Kent Nagano dirige le Rachmaninoff International Orchestra, une phalange paneuropéenne créée par Mikhail Pletnev, dans trois œuvres pour violon et orchestre, avec la soliste Rebekka Hartmann.
Le Concerto funèbre de Karl Amadeus Hartmann (apparemment pas de relation entre les deux) est l’une des pièces pour violon et orchestre du 20e siècle les plus jouées de par le monde. Ce concerto expressionniste passe par le recueillement avant de virer en danse macabre et en hymne ombrageux à la toute fin. Il a aussi été enregistré avec maestria par Isabelle Faust et Thomas Zehetmair, pour n’en nommer que deux. Rebekka Hartmann réussit à dompter les élans incendiaires de cette pièce puissante, aux circonvolutions mélodiques complexes et aux rythmes propulsés avec muscle. La performance athlétique de Hartmann est appuyée par l’orchestre idéalement sombre et ténébreux de Kent Nagano. Une musique inoubliable qui bénéficie d’une lecture convaincante ici.
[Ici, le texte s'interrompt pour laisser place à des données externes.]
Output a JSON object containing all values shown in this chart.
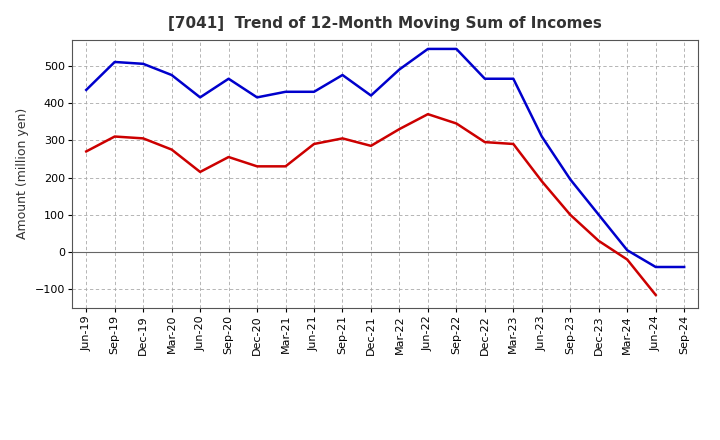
{
  "title": "[7041]  Trend of 12-Month Moving Sum of Incomes",
  "ylabel": "Amount (million yen)",
  "ylim": [
    -150,
    570
  ],
  "yticks": [
    -100,
    0,
    100,
    200,
    300,
    400,
    500
  ],
  "background_color": "#ffffff",
  "plot_bg_color": "#ffffff",
  "grid_color": "#aaaaaa",
  "x_labels": [
    "Jun-19",
    "Sep-19",
    "Dec-19",
    "Mar-20",
    "Jun-20",
    "Sep-20",
    "Dec-20",
    "Mar-21",
    "Jun-21",
    "Sep-21",
    "Dec-21",
    "Mar-22",
    "Jun-22",
    "Sep-22",
    "Dec-22",
    "Mar-23",
    "Jun-23",
    "Sep-23",
    "Dec-23",
    "Mar-24",
    "Jun-24",
    "Sep-24"
  ],
  "ordinary_income": [
    435,
    510,
    505,
    475,
    415,
    465,
    415,
    430,
    430,
    475,
    420,
    490,
    545,
    545,
    465,
    465,
    310,
    195,
    100,
    5,
    -40,
    -40
  ],
  "net_income": [
    270,
    310,
    305,
    275,
    215,
    255,
    230,
    230,
    290,
    305,
    285,
    330,
    370,
    345,
    295,
    290,
    190,
    100,
    30,
    -20,
    -115,
    null
  ],
  "ordinary_color": "#0000cc",
  "net_color": "#cc0000",
  "line_width": 1.8,
  "title_fontsize": 11,
  "title_color": "#333333",
  "ylabel_fontsize": 9,
  "tick_fontsize": 8,
  "legend_fontsize": 9
}
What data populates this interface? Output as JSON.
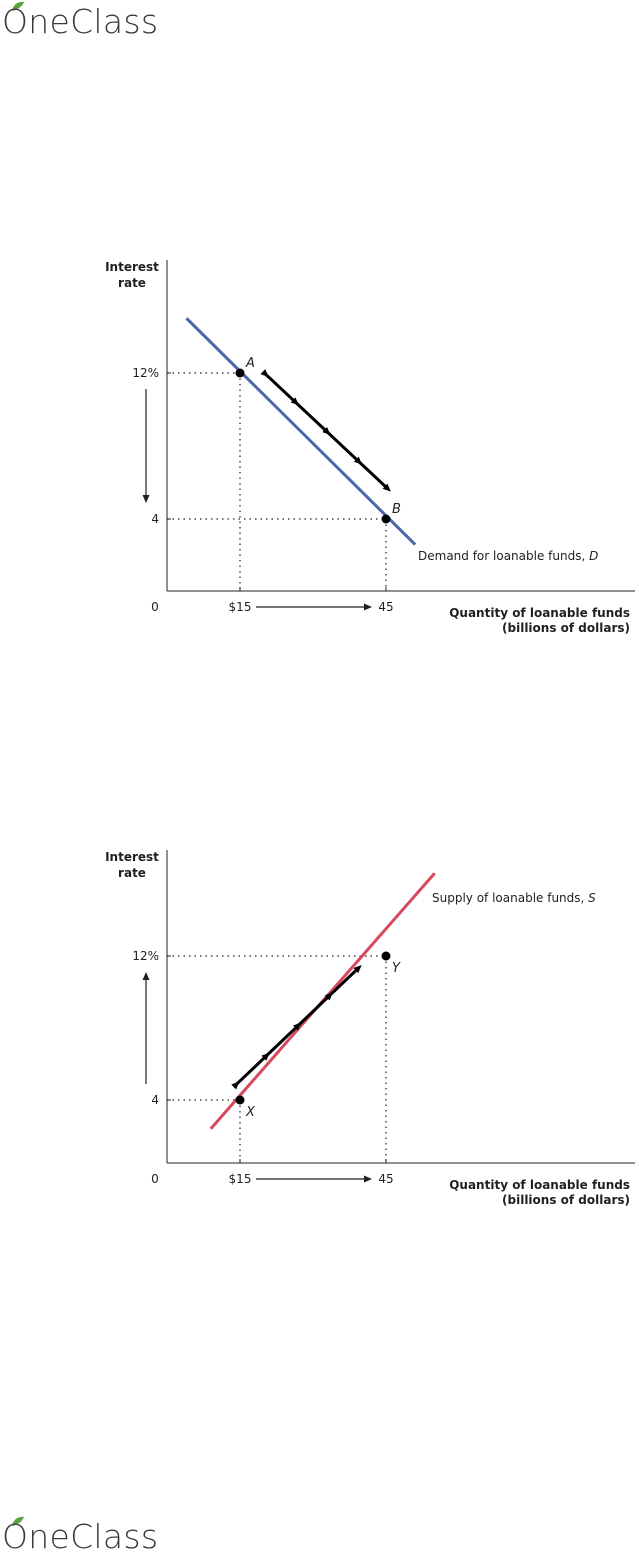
{
  "branding": {
    "logo_text": "OneClass",
    "leaf_color": "#5aa13f"
  },
  "chart_data": [
    {
      "type": "line",
      "ylabel_line1": "Interest",
      "ylabel_line2": "rate",
      "xlabel_line1": "Quantity of loanable funds",
      "xlabel_line2": "(billions of dollars)",
      "origin_label": "0",
      "x_ticks": [
        "$15",
        "45"
      ],
      "x_tick_values": [
        15,
        45
      ],
      "y_ticks": [
        "12%",
        "4"
      ],
      "y_tick_values": [
        12,
        4
      ],
      "series": [
        {
          "name": "Demand for loanable funds, D",
          "label_prefix": "Demand for loanable funds, ",
          "label_var": "D",
          "color": "#4a68a8",
          "x": [
            4,
            51
          ],
          "y": [
            15,
            2.6
          ]
        }
      ],
      "points": [
        {
          "label": "A",
          "x": 15,
          "y": 12
        },
        {
          "label": "B",
          "x": 45,
          "y": 4
        }
      ],
      "movement_arrow": {
        "from": [
          20,
          12
        ],
        "to": [
          46,
          5.5
        ],
        "color": "#000000"
      },
      "axis_arrows": {
        "x": "right",
        "y": "down"
      },
      "xlim": [
        0,
        60
      ],
      "ylim": [
        0,
        18
      ],
      "grid": false
    },
    {
      "type": "line",
      "ylabel_line1": "Interest",
      "ylabel_line2": "rate",
      "xlabel_line1": "Quantity of loanable funds",
      "xlabel_line2": "(billions of dollars)",
      "origin_label": "0",
      "x_ticks": [
        "$15",
        "45"
      ],
      "x_tick_values": [
        15,
        45
      ],
      "y_ticks": [
        "12%",
        "4"
      ],
      "y_tick_values": [
        12,
        4
      ],
      "series": [
        {
          "name": "Supply of loanable funds, S",
          "label_prefix": "Supply of loanable funds, ",
          "label_var": "S",
          "color": "#d64a5b",
          "x": [
            9,
            55
          ],
          "y": [
            2.4,
            16.6
          ]
        }
      ],
      "points": [
        {
          "label": "X",
          "x": 15,
          "y": 4
        },
        {
          "label": "Y",
          "x": 45,
          "y": 12
        }
      ],
      "movement_arrow": {
        "from": [
          14,
          4.8
        ],
        "to": [
          40,
          11.5
        ],
        "color": "#000000"
      },
      "axis_arrows": {
        "x": "right",
        "y": "up"
      },
      "xlim": [
        0,
        60
      ],
      "ylim": [
        0,
        18
      ],
      "grid": false
    }
  ]
}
Le Tzigane de Ravel est joué avec caractère, Hartmann laissant virevolter son archet pour y insuffler l’âme nomade nécessaire, avec un orchestre éveillé, tour à tour lascif et titilleur. Le dernier morceau est une intéressante composition d’Aziza Sadikova, Stradivari, un hommage évident au célèbre luthier et, par extension, aux instruments de sa facture. L’œuvre est une commande de Rebekka Hartmann à la compositrice ouzbèque basée à Berlin spécifiquement pour cet enregistrement avec Kent Nagano. Stradivari dure environ 18 minutes et sa facture est moderne et expressionniste, exigeante pour la soliste. Hartmann s’en tire apparemment très bien et Nagano est dans son élément ici, avec une partition foisonnante qui marie les détails ultra fins d’une orchestration archi précise avec la musculature d’élans puissants et suggestifs. La finale a quelque chose de la musique spectrale fusionnée avec le grandiose hollywoodien de Don Davis dans sa musique orchestrale pour The Matrix.
Des partitions excitantes dans des interprétations soignées et passionnantes.